We can see it's generally arond 50k (==50hz), but it looks like there are some 0s that are probably 
junk. So if we plot it, it'll be hard to read.

In [None]:
px.line(bess, x=bess.index, y='Grid_frequency')

In [None]:
# You can zoom in manually, or just drop the 0s for now
tp = bess.loc[bess.Grid_frequency > 0]
px.line(tp, x=tp.index, y='Grid_frequency')  # note we can omit the x here; it will default to the index

So generally the frequency is 50hz +/- .1hz, though keep in mind we heavily downsampled, so might be losing
larger excursions.

## Temperature

In [None]:
bess['temperature_celsius'] = bess['Temperature'] / 10  # Raw data uses deci-ceslsius
px.line(bess, y='temperature_celsius', labels={'temperature_celsius': '°C'}, title='System temperature')

In [None]:
# We see a daily rhythm to the temperature. In Fahrenheight, the range is roughly 30-70°F.

# Let's also look at how these temperatures are distributed.
px.histogram(bess, x='temperature_celsius', title='Distribution of temperature', labels={'temperature_celsius': '°C'})

The mode is in the 8°-10°C range. Temperature has an impact on battery degradation, so it'll be useful to keep this range in mind.

## System power
Finally let's look at the power of the system

In [None]:
px.line(bess, y='M5BAT_P', labels={'M5BAT_P': 'kW'}, title='System power')

This feels familiar... 

At a high level, the system should be absorbing energy when the frequency is too high, and releasing energy when it is too low.
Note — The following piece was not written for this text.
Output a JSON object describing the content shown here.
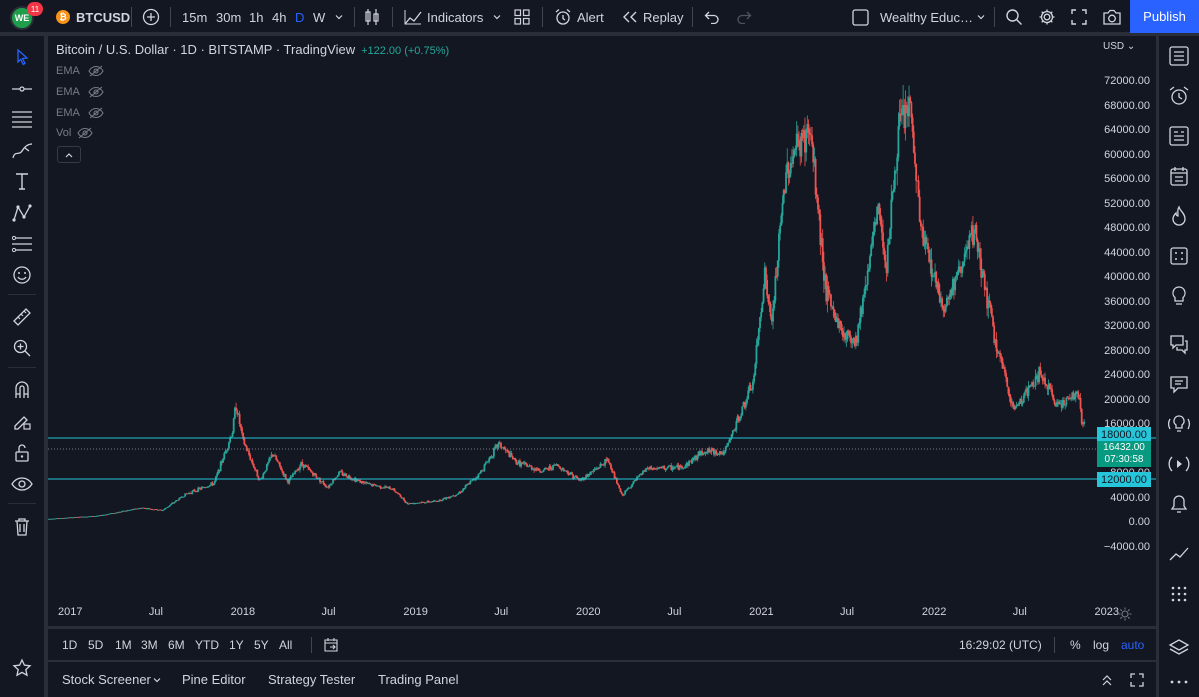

Can we see that behavior? Let's compare the active power to the grid frequency we looked at earlier.

In [None]:
tp = tp.loc[tp.Grid_frequency > 0]
px.scatter(tp, x='Grid_frequency', y='M5BAT_P', labels={'M5BAT_P': 'Power (kW)', 'Grid_frequency': 'Frequency (hz)'})


Indeed, they are closely related: when the frequency is low, the power is positive (battery discharging);
when it's high, the power is negative (battery charging).
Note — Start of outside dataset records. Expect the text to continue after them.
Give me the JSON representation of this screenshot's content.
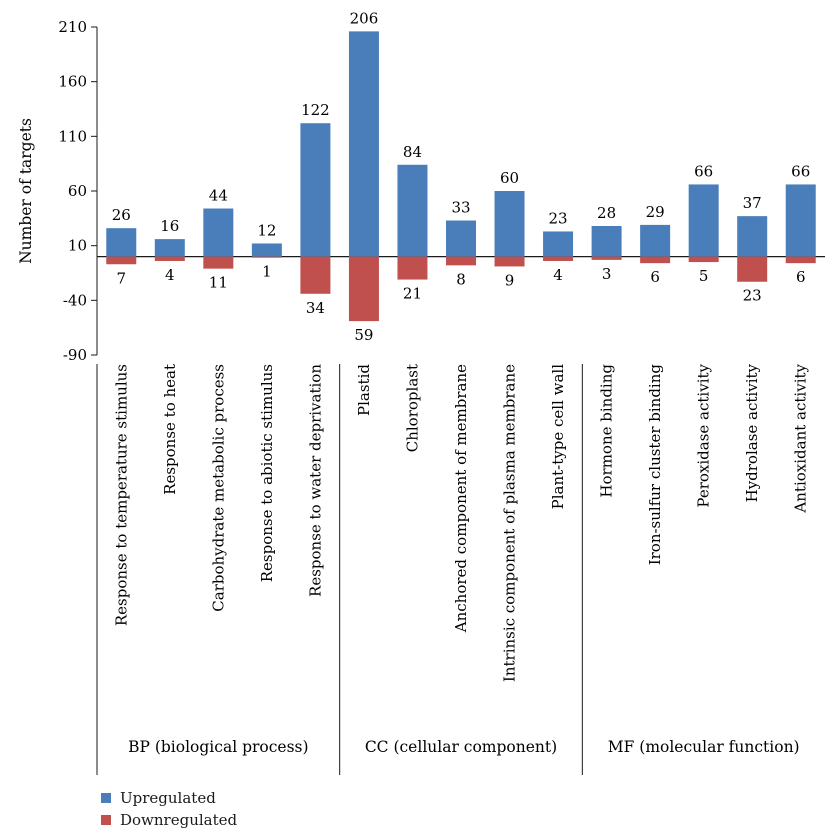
{
  "chart_data": {
    "type": "bar",
    "ylabel": "Number of targets",
    "yticks": [
      210,
      160,
      110,
      60,
      10,
      -40,
      -90
    ],
    "ylim": [
      -90,
      210
    ],
    "categories": [
      "Response to temperature stimulus",
      "Response to heat",
      "Carbohydrate metabolic process",
      "Response to abiotic stimulus",
      "Response to water deprivation",
      "Plastid",
      "Chloroplast",
      "Anchored component of membrane",
      "Intrinsic component of plasma membrane",
      "Plant-type cell wall",
      "Hormone binding",
      "Iron-sulfur cluster binding",
      "Peroxidase activity",
      "Hydrolase activity",
      "Antioxidant activity"
    ],
    "series": [
      {
        "name": "Upregulated",
        "color": "#4a7ebb",
        "values": [
          26,
          16,
          44,
          12,
          122,
          206,
          84,
          33,
          60,
          23,
          28,
          29,
          66,
          37,
          66
        ]
      },
      {
        "name": "Downregulated",
        "color": "#c0504d",
        "values": [
          7,
          4,
          11,
          1,
          34,
          59,
          21,
          8,
          9,
          4,
          3,
          6,
          5,
          23,
          6
        ]
      }
    ],
    "groups": [
      {
        "label": "BP (biological process)",
        "categories": 5
      },
      {
        "label": "CC (cellular component)",
        "categories": 5
      },
      {
        "label": "MF (molecular function)",
        "categories": 5
      }
    ],
    "legend_position": "bottom-left"
  },
  "legend": {
    "items": [
      {
        "label": "Upregulated",
        "color": "#4a7ebb"
      },
      {
        "label": "Downregulated",
        "color": "#c0504d"
      }
    ]
  }
}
We can also compute the correlation:

In [None]:
tp = tp.loc[tp.Grid_frequency > 0]
tp.Grid_frequency.corr(tp.M5BAT_P)

which shows a strong inverse correlation.

## Exercises

1. Look at the State Of Charge (SOC) of the batteries. How does this vary? How is it related the grid frequency?
2. We looked at the *active* power above. Does the *reactive* power look similar?